SYNOPSIS: Basé sur des événements réels, le film dévoile d’anciennes hypothèses sur le dernier duel judiciaire connu en France – également nommé « Jugement de Dieu » – entre Jean de Carrouges et Jacques Le Gris, deux amis devenus au fil du temps des rivaux acharnés. Carrouges est un chevalier respecté, connu pour sa bravoure et son habileté sur le champ de bataille. Le Gris est un écuyer normand dont l’intelligence et l’éloquence font de lui l’un des nobles les plus admirés de la cour.
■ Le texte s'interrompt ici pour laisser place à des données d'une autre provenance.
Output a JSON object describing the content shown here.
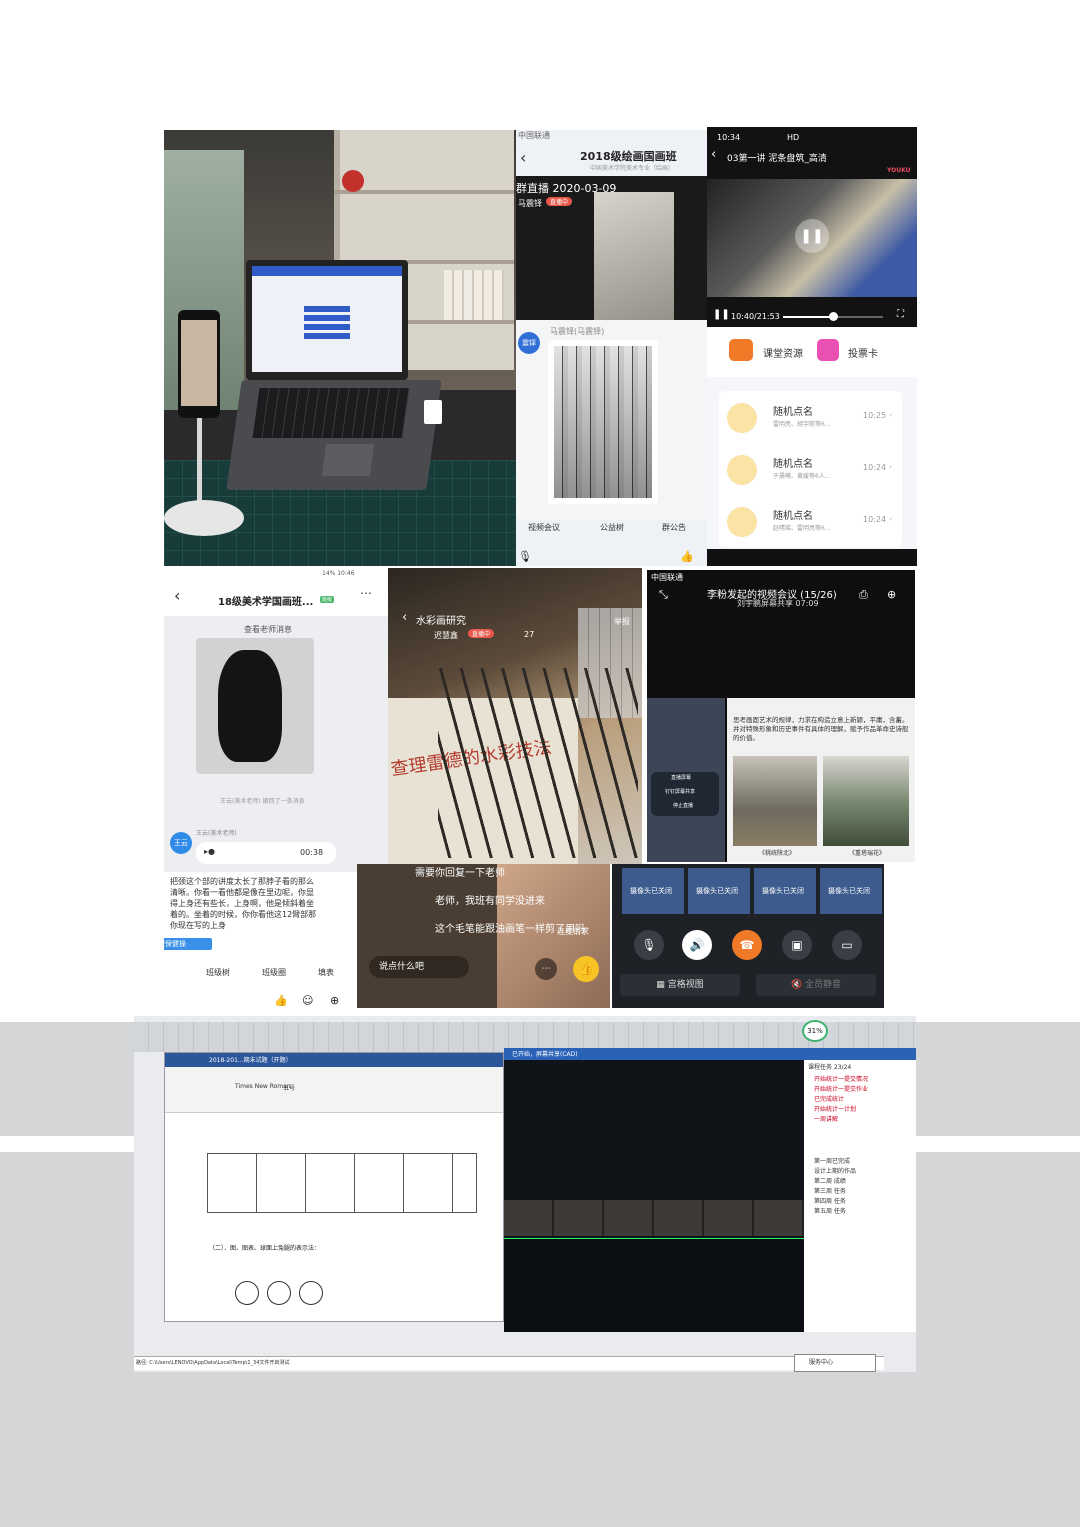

Lorsque Marguerite, la femme de Carrouges, est violemment agressée par Le Gris – une accusation que ce dernier récuse – elle refuse de garder le silence, n’hésitant pas à dénoncer son agresseur et à s’imposer dans un acte de bravoure et de défi qui met sa vie en danger. L’épreuve de combat qui s’ensuit – un éprouvant duel à mort – place la destinée de chacun d’eux entre les mains de Dieu.
Le Dernier Duel marque les retrouvailles du duo Ben Affleck-Matt Damon qui signe son premier scénario en commun depuis leur Oscar pour Good Will Hunting il y a vingt-quatre ans. De manière étonnante ils quittent leur Boston natal pour s’intéresser à la France du moyen-âge avec ce récit d’un des derniers duels judiciaires inspiré d’un roman « Le Dernier Duel : Paris, 29 décembre 1386 » d’Eric Jager. En fait ce ne sont pas les minutes de l’évènement ou les règles des joutes qui les intéresse mais à travers l’étude du rôle de la femme au Moyen-Age et des échos qu’il trouve encore aujourd’hui dans notre société marquée par un retour des luttes féministes dans le sillage du mouvement #Metoo d’aborder de les thèmes du patriarcat, du consentement et de la masculinité toxique. En effet le motif de la dispute entre deux anciens amis est l’accusation de viol portée par l’épouse de l’un d’eux contre l’autre, met le personnage de Dame Marguerite, incarnée par Jodie Comer la révélation de la série Killing Eve, au centre d’un récit dont la structure s’inspire du Rashomon de Kurosawa pour nous présenter la version de mêmes évènements via la vision de chacun des participants : d’abord le mari, le chevalier Jean de Carrouges qu’incarne Matt Damon puis celui de l’accusé l’écuyer Jacques Le Gris interprété par Adam Driver (après que des problèmes d’agenda aient contraint Ben Affleck à renoncer au rôle pour occuper comme dans Will Hunting un second rôle important) pour enfin livrer la version de Marguerite et nous révéler l’issue de l’affrontement entre les deux hommes. Un combat dans lequel Marguerite joue autant sa vie que son mari puisqu’il doit déterminer la véracité de ses accusations aux yeux de la loi médiévale, une fausse accusation la conduisant au bucher. Afin de se prémunir d’accusations de misogynie, de mansplaining ou de paternalisme les deux stars/scénaristes se sont associés à la scénariste-réalisatrice Nicole Holofcener qui prend en charge le point de vue des personnages féminins. Cherchant un nouveau projet commun depuis leur collaboration sur Seul sur Mars, Matt Damon fait appel à Ridley Scott, étranger ni à cette période qu’il a visité par deux fois avec sa fresque sur les croisades Kingdom of Heaven et sa relecture de Robin des Bois, ni à la thématique du duel déjà au centre de son premier film Les Duellistes .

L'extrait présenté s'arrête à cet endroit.